Добавить в цитаты Настройки чтения

Страница 145 из 157

— А ты узнал бы сперва, хозяин, как ее в больницу-то приняли… — сквозь зубы уронил Санька. — Ведь это над собой она распорядилась, совсем плохую я ее отвез… вот и мотаюсь с рассвета, неприкаянный. Потравилась моя Ксенька… Собрался было я и следом за ней отправиться: оставалось еще отравы у ней в стакане, на донышке, самый настой. Да рановато показалось, дельце одно подзатянувшееся надо закончить на земле…

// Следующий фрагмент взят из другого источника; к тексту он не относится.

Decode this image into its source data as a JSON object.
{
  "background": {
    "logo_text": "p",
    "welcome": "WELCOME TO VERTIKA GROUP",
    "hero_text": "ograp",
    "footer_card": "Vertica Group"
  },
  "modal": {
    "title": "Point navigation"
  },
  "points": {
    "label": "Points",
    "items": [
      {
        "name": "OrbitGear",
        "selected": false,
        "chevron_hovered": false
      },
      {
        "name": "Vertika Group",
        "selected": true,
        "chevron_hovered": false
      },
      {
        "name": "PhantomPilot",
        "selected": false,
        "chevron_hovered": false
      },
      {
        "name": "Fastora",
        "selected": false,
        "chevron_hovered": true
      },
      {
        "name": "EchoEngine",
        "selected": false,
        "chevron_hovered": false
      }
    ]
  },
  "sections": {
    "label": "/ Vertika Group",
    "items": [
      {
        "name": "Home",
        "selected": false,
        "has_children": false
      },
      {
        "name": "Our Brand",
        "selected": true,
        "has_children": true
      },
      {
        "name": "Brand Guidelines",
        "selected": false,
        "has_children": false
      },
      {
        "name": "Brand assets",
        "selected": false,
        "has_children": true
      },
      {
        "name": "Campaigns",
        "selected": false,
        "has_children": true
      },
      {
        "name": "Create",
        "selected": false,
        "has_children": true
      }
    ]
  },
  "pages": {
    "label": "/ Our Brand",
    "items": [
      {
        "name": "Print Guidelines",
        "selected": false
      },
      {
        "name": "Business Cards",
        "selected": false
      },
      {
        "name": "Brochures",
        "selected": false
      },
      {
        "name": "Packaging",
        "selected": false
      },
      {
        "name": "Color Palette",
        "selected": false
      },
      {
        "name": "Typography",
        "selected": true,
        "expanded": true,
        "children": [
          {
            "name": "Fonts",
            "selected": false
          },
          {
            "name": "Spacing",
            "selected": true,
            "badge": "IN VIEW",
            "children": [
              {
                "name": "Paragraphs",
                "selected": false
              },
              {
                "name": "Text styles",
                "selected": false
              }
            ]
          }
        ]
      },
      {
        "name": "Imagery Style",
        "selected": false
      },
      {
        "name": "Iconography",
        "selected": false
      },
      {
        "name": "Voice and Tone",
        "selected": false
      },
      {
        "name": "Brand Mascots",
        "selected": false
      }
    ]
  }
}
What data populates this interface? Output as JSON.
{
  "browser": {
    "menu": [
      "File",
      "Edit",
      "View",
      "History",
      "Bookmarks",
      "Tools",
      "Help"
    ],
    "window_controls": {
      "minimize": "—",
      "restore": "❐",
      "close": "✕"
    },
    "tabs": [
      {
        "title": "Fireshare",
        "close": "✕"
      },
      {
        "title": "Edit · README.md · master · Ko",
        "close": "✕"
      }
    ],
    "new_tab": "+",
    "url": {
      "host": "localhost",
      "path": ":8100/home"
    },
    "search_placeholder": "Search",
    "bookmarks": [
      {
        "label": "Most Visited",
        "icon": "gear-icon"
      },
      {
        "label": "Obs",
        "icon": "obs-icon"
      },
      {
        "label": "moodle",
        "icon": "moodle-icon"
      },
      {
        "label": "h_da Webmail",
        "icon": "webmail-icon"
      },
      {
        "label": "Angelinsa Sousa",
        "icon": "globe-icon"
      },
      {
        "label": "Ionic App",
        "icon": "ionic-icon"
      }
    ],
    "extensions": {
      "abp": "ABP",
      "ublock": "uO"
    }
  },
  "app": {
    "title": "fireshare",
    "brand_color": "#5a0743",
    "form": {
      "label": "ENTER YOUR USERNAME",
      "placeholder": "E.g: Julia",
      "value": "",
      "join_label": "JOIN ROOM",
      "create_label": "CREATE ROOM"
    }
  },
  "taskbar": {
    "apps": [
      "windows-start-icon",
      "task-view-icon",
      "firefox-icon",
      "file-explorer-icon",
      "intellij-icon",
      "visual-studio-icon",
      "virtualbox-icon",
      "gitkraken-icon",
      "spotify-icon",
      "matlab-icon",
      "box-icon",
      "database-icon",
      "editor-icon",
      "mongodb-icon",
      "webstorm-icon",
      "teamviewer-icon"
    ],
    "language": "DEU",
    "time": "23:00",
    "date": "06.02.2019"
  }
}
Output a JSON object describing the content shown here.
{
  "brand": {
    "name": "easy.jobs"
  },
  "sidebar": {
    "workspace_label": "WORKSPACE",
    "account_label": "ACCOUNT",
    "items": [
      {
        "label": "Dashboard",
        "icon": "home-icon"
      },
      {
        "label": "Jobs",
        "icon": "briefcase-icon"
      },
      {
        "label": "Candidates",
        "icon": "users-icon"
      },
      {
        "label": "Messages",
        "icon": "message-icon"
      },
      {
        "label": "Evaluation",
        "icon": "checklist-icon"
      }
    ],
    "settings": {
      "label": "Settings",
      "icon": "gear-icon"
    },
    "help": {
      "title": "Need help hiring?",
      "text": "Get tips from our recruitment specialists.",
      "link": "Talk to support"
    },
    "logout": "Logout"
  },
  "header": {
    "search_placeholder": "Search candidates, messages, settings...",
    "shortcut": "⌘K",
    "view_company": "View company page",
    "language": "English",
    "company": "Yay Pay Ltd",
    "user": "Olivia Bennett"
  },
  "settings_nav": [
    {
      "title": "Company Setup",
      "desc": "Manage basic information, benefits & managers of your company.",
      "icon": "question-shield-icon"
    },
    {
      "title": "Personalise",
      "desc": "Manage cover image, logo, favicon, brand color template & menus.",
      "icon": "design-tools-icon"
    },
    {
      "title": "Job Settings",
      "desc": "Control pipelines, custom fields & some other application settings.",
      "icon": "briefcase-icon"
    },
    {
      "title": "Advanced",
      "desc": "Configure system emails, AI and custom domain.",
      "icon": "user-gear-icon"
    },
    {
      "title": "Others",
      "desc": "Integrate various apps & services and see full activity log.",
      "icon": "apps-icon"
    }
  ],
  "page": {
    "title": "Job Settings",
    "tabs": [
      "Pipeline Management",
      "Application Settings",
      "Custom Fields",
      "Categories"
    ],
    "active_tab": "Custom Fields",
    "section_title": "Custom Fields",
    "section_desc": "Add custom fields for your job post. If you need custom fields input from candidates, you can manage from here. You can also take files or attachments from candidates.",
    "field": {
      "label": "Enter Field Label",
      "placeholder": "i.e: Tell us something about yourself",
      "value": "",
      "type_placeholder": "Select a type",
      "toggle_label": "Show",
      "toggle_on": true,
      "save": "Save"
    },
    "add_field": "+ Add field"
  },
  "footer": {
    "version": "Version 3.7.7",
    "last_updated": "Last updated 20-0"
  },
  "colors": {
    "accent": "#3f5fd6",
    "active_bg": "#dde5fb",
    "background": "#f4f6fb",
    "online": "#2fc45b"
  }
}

И снова из врожденной деликатности Санька помедлил на случай, авось полюбопытствует хозяин о великой тайне всей его жизни, но тому, в его тогдашних условиях, просто невдомек было вникать в незначительные, по масштабу всемирной истории, Санькины переживанья. Правда, слово у Саньки звучало зло, пенисто, сминаемое встречным ветром, так что временами почти неразборчиво. Векшин покосился было чуть вверх и в сторону, на спутника своего, которым шагал, сильно подавшись вперед, словно в лямке шел. Фонари все более редели по мере приближения к заставе, при таком освещении ничего нельзя было разобрать в Санькином лице.

— Как же не уследил ты за нею, злодей? — по старой дружбе укорил Векшин.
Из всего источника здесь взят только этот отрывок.